Atque ita te mentis generosum prodige censes,
Quòd tua complureis allicit olla malos.
En novus Actaeon, qui postquàm cornua sumpsit,
In praedam canibus se dedit ipse suis.[3]

An evil-minded band of ruffians and thieves accompanies you about the city, a gang of supporters armed with lethal swords. And so, you wastrel, you consider yourself a fine lordly fellow because your cooking pot draws in crowds of scoundrels. - Here’s a fresh Actaeon - he, after he grew his horns, became the prey of his own hunting dogs.

Link to an image of this page  Link to an image of this page  [O1r p209]

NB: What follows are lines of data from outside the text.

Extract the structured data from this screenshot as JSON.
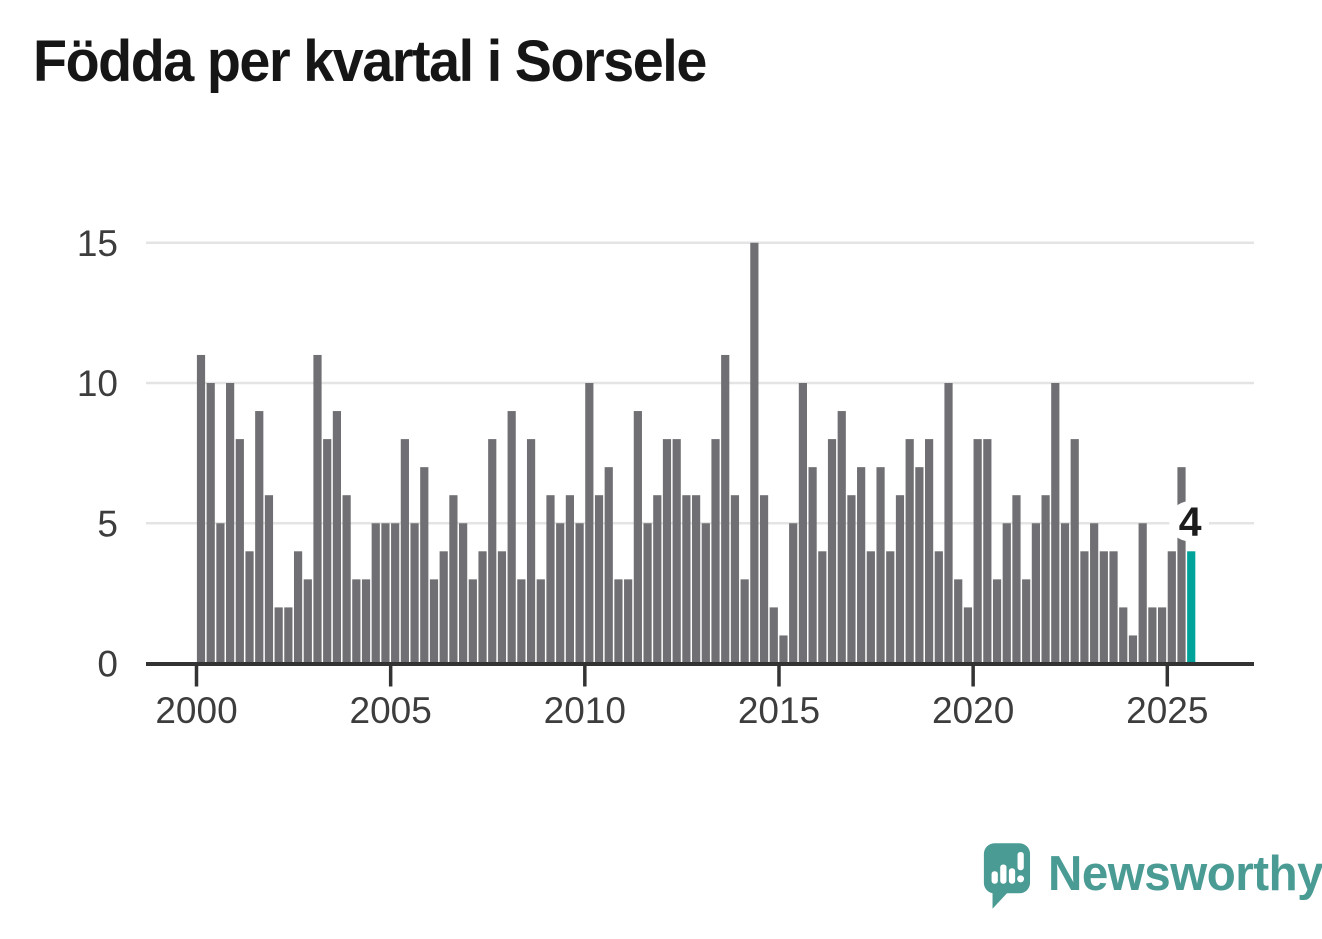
{
  "title": "Födda per kvartal i Sorsele",
  "footer": {
    "brand": "Newsworthy"
  },
  "colors": {
    "bar": "#707074",
    "highlight": "#00a39a",
    "axis_text": "#3d3d3d",
    "gridline": "#e4e4e4",
    "axis_line": "#333333",
    "badge_text": "#1c1c1c",
    "badge_bg": "#ffffff",
    "logo_teal": "#4a9b94"
  },
  "chart_data": {
    "type": "bar",
    "title": "Födda per kvartal i Sorsele",
    "xlabel": "",
    "ylabel": "",
    "periodicity": "quarterly",
    "x_start": "2000Q1",
    "x_end": "2025Q3",
    "ylim": [
      0,
      15
    ],
    "y_ticks": [
      0,
      5,
      10,
      15
    ],
    "x_tick_years": [
      2000,
      2005,
      2010,
      2015,
      2020,
      2025
    ],
    "grid": "horizontal",
    "legend": "none",
    "highlight_last_bar": true,
    "last_value_label": "4",
    "categories": [
      "2000Q1",
      "2000Q2",
      "2000Q3",
      "2000Q4",
      "2001Q1",
      "2001Q2",
      "2001Q3",
      "2001Q4",
      "2002Q1",
      "2002Q2",
      "2002Q3",
      "2002Q4",
      "2003Q1",
      "2003Q2",
      "2003Q3",
      "2003Q4",
      "2004Q1",
      "2004Q2",
      "2004Q3",
      "2004Q4",
      "2005Q1",
      "2005Q2",
      "2005Q3",
      "2005Q4",
      "2006Q1",
      "2006Q2",
      "2006Q3",
      "2006Q4",
      "2007Q1",
      "2007Q2",
      "2007Q3",
      "2007Q4",
      "2008Q1",
      "2008Q2",
      "2008Q3",
      "2008Q4",
      "2009Q1",
      "2009Q2",
      "2009Q3",
      "2009Q4",
      "2010Q1",
      "2010Q2",
      "2010Q3",
      "2010Q4",
      "2011Q1",
      "2011Q2",
      "2011Q3",
      "2011Q4",
      "2012Q1",
      "2012Q2",
      "2012Q3",
      "2012Q4",
      "2013Q1",
      "2013Q2",
      "2013Q3",
      "2013Q4",
      "2014Q1",
      "2014Q2",
      "2014Q3",
      "2014Q4",
      "2015Q1",
      "2015Q2",
      "2015Q3",
      "2015Q4",
      "2016Q1",
      "2016Q2",
      "2016Q3",
      "2016Q4",
      "2017Q1",
      "2017Q2",
      "2017Q3",
      "2017Q4",
      "2018Q1",
      "2018Q2",
      "2018Q3",
      "2018Q4",
      "2019Q1",
      "2019Q2",
      "2019Q3",
      "2019Q4",
      "2020Q1",
      "2020Q2",
      "2020Q3",
      "2020Q4",
      "2021Q1",
      "2021Q2",
      "2021Q3",
      "2021Q4",
      "2022Q1",
      "2022Q2",
      "2022Q3",
      "2022Q4",
      "2023Q1",
      "2023Q2",
      "2023Q3",
      "2023Q4",
      "2024Q1",
      "2024Q2",
      "2024Q3",
      "2024Q4",
      "2025Q1",
      "2025Q2",
      "2025Q3"
    ],
    "values": [
      11,
      10,
      5,
      10,
      8,
      4,
      9,
      6,
      2,
      2,
      4,
      3,
      11,
      8,
      9,
      6,
      3,
      3,
      5,
      5,
      5,
      8,
      5,
      7,
      3,
      4,
      6,
      5,
      3,
      4,
      8,
      4,
      9,
      3,
      8,
      3,
      6,
      5,
      6,
      5,
      10,
      6,
      7,
      3,
      3,
      9,
      5,
      6,
      8,
      8,
      6,
      6,
      5,
      8,
      11,
      6,
      3,
      15,
      6,
      2,
      1,
      5,
      10,
      7,
      4,
      8,
      9,
      6,
      7,
      4,
      7,
      4,
      6,
      8,
      7,
      8,
      4,
      10,
      3,
      2,
      8,
      8,
      3,
      5,
      6,
      3,
      5,
      6,
      10,
      5,
      8,
      4,
      5,
      4,
      4,
      2,
      1,
      5,
      2,
      2,
      4,
      7,
      4
    ]
  }
}
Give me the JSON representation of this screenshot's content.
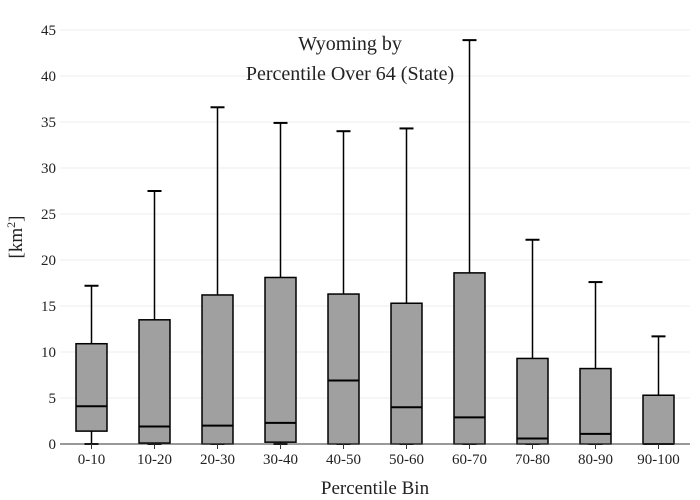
{
  "chart_data": {
    "type": "box",
    "title_line1": "Wyoming  by",
    "title_line2": "Percentile Over 64 (State)",
    "xlabel": "Percentile Bin",
    "ylabel_base": "[km",
    "ylabel_sup": "2",
    "ylabel_end": "]",
    "ylim": [
      0,
      45
    ],
    "yticks": [
      0,
      5,
      10,
      15,
      20,
      25,
      30,
      35,
      40,
      45
    ],
    "grid": true,
    "box_color": "#a0a0a0",
    "categories": [
      "0-10",
      "10-20",
      "20-30",
      "30-40",
      "40-50",
      "50-60",
      "60-70",
      "70-80",
      "80-90",
      "90-100"
    ],
    "boxes": [
      {
        "min": 0.0,
        "q1": 1.4,
        "median": 4.1,
        "q3": 10.9,
        "max": 17.2
      },
      {
        "min": 0.0,
        "q1": 0.1,
        "median": 1.9,
        "q3": 13.5,
        "max": 27.5
      },
      {
        "min": 0.0,
        "q1": 0.0,
        "median": 2.0,
        "q3": 16.2,
        "max": 36.6
      },
      {
        "min": 0.0,
        "q1": 0.2,
        "median": 2.3,
        "q3": 18.1,
        "max": 34.9
      },
      {
        "min": 0.0,
        "q1": 0.0,
        "median": 6.9,
        "q3": 16.3,
        "max": 34.0
      },
      {
        "min": 0.0,
        "q1": 0.0,
        "median": 4.0,
        "q3": 15.3,
        "max": 34.3
      },
      {
        "min": 0.0,
        "q1": 0.0,
        "median": 2.9,
        "q3": 18.6,
        "max": 43.9
      },
      {
        "min": 0.0,
        "q1": 0.0,
        "median": 0.6,
        "q3": 9.3,
        "max": 22.2
      },
      {
        "min": 0.0,
        "q1": 0.0,
        "median": 1.1,
        "q3": 8.2,
        "max": 17.6
      },
      {
        "min": 0.0,
        "q1": 0.0,
        "median": 0.0,
        "q3": 5.3,
        "max": 11.7
      }
    ]
  }
}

Wider auffenthalter der todschleger.

XCIIII.

Trotzlich gewaffend dich belaydt
Moerder und dieb ein grosse rot,
Das achst du dich stoltz und gemayd,
Das du soelch nerst von deinem brot:
Sich fal nit in Actaeons not,
Den in eins hyrschen gstalt verkert
Sein aygen hunnd bissen zu tod,
Wer schelmen nert, ist unglucks werd.

Notes:

1.  Before the 1536 edition, Wechel editions used an earlier version of the woodcut in which the horns were more like a goat than a deer’s antlers.

2.  Scaeva, ‘evil-minded’. The capital letter suggests that the Latin word could be taken as a proper name in the vocative case, i.e addressing one Scaeva.

3.  For the story of Actaeon turned into a stag and killed by his own hounds, see Ovid, Metamorphoses 3.138ff. Similarly, the hangers-on will destroy the one who has fed them.